It was the first crisis of Vincent Gray’s term as mayor -- and Gray failed spectacularly.

Last winter was an anomaly. The District was hit by several massive snowstorms in a row, a rarity that defied preparation. Snowmageddon was beyond what I’d seen in most of my 23 winters as a New Englander. It was a bizarre catastrophe, and the District government’s gobsmacked response was understandable.

But what happened this week was not unusual. In fact, it was a remedial snowstorm. The District had two near-misses earlier this winter to get ready. Gray rushed into action in advance of these storms-that-weren’t, mindful of the criticism Adrian Fenty took last year, and that New York’s Michael Bloomberg took earlier this winter.

So when a storm finally did arrive, with several days notice, District residents could be forgiven for expecting that Gray would meet the task. After all, in much of the region, there was no more than five inches of snow.

Five inches. And yet the District was brought to its knees.

Commuters were stuck for 12 hours or more.
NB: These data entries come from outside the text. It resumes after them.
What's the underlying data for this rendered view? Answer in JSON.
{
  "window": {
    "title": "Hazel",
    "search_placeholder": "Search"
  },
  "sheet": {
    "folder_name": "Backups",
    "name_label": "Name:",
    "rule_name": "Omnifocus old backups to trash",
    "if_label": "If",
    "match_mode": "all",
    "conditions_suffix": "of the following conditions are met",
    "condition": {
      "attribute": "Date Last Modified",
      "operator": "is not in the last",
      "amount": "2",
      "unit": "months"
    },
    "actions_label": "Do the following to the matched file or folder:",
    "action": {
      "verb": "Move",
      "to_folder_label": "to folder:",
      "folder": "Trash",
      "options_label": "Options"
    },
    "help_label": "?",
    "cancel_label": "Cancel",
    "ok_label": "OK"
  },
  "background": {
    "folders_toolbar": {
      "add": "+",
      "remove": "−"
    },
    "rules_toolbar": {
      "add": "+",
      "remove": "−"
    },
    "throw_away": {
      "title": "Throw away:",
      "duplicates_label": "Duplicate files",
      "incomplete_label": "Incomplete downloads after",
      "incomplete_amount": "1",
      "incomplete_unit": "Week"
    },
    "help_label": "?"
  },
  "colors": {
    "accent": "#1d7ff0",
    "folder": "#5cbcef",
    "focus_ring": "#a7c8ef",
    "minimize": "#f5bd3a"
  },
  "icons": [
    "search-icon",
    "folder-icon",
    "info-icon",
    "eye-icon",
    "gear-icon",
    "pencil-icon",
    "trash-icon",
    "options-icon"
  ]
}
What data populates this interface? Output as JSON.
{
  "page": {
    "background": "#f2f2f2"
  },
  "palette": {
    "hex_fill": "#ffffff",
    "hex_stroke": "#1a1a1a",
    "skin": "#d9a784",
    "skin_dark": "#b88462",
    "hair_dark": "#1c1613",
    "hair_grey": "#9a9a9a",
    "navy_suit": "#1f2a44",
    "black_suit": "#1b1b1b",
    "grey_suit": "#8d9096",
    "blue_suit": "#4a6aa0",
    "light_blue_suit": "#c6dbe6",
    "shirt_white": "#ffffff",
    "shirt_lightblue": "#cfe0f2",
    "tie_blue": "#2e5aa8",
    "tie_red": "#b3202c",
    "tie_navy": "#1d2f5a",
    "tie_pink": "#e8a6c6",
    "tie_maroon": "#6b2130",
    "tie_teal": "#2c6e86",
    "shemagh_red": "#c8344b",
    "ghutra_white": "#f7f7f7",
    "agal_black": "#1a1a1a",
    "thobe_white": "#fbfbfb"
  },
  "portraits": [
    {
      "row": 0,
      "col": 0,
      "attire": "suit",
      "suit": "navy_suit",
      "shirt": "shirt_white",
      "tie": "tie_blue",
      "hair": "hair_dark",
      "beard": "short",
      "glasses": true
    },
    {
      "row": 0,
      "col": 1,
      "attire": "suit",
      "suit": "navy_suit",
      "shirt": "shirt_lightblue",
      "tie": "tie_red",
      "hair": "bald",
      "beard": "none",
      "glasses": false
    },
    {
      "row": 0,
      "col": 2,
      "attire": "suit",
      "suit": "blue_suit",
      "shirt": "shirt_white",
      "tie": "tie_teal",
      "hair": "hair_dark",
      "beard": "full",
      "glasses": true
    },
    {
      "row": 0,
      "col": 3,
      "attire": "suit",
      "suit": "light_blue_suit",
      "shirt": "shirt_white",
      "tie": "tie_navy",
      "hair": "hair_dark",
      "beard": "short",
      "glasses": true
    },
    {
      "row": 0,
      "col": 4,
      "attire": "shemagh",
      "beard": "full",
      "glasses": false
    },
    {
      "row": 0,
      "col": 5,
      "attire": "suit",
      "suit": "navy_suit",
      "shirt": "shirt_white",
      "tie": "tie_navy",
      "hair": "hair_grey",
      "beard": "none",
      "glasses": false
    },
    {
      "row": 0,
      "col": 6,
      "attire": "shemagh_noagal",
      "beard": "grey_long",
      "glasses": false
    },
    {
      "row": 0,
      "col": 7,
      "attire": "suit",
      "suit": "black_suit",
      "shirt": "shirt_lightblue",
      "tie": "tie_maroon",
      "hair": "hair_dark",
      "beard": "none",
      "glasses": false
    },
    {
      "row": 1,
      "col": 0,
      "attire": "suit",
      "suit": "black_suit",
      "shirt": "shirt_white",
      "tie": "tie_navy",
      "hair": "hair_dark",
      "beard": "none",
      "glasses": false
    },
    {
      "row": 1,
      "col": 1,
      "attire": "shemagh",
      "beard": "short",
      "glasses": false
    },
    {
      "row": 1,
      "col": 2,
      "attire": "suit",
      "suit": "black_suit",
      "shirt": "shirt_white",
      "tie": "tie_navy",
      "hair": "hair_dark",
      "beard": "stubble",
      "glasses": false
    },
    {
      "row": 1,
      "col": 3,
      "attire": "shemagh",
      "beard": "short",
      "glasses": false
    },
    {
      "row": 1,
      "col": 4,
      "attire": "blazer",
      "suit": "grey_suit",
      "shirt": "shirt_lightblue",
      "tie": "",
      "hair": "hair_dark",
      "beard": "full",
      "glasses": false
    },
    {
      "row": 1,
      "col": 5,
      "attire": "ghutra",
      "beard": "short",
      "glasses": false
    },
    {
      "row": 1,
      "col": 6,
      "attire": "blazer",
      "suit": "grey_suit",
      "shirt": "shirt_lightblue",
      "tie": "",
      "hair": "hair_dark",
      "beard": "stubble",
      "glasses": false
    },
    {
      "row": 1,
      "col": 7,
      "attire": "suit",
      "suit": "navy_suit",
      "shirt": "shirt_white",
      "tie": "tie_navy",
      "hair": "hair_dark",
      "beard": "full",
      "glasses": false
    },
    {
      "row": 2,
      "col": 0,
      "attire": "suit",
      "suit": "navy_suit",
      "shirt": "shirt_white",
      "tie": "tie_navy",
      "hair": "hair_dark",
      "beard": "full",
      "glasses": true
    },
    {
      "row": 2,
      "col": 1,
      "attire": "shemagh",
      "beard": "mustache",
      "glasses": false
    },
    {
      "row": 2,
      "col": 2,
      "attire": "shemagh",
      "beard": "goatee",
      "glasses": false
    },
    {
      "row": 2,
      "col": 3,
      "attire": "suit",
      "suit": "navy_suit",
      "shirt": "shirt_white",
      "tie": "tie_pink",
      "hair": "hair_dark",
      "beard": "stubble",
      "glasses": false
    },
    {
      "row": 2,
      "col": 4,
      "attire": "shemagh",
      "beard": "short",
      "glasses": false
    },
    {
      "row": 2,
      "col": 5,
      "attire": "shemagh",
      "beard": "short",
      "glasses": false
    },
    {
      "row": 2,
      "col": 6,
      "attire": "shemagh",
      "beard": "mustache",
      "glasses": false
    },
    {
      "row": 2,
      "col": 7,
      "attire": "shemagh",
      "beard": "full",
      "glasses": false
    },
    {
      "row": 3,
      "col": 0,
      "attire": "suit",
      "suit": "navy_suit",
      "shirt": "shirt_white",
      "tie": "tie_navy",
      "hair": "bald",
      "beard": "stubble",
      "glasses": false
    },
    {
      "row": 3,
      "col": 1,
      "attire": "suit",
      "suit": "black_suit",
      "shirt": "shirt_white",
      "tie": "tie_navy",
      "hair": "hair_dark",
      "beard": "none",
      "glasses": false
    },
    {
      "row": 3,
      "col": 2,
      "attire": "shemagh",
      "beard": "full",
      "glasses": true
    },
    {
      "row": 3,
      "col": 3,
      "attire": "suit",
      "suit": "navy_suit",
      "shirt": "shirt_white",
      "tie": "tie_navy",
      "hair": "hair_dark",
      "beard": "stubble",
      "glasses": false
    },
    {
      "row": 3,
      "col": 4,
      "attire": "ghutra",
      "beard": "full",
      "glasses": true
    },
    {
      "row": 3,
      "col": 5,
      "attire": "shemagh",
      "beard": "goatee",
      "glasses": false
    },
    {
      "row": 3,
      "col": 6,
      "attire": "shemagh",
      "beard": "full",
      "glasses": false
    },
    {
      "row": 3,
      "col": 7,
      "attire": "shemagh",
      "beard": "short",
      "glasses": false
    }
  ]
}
Plows were absent from major D.C. thoroughfares, as were emergency responders. Police were not sent to the sites of heavy congestion. Seventy Metrobuses got stuck, and service shut down. Thousands of area residents -- including Gray -- lost power, and many still don’t have it back.

The city recovered fairly quickly. By Thursday morning, every major city street, and many minor ones, were completely cleared. This shows that the District had the capacity to act, and to do a thorough job. But it happened too slowly.

The issue is more than a weather nuisance. You can’t go more than a block or two (shoveled or not) in D.C. without getting some reminder of the risk of terrorism in the nation’s capital -- whether it’s a bag search on Metro, a body scan at Dulles, a security barrier on a street you used to be able to drive down, or a metal detector where there wasn’t one before.

But how will our local governments respond if and when a devastating terrorist attack does happen? Will the emergency response be swift -- or will scared civilians again be stuck waiting for 12 hours, this time during a more serious danger?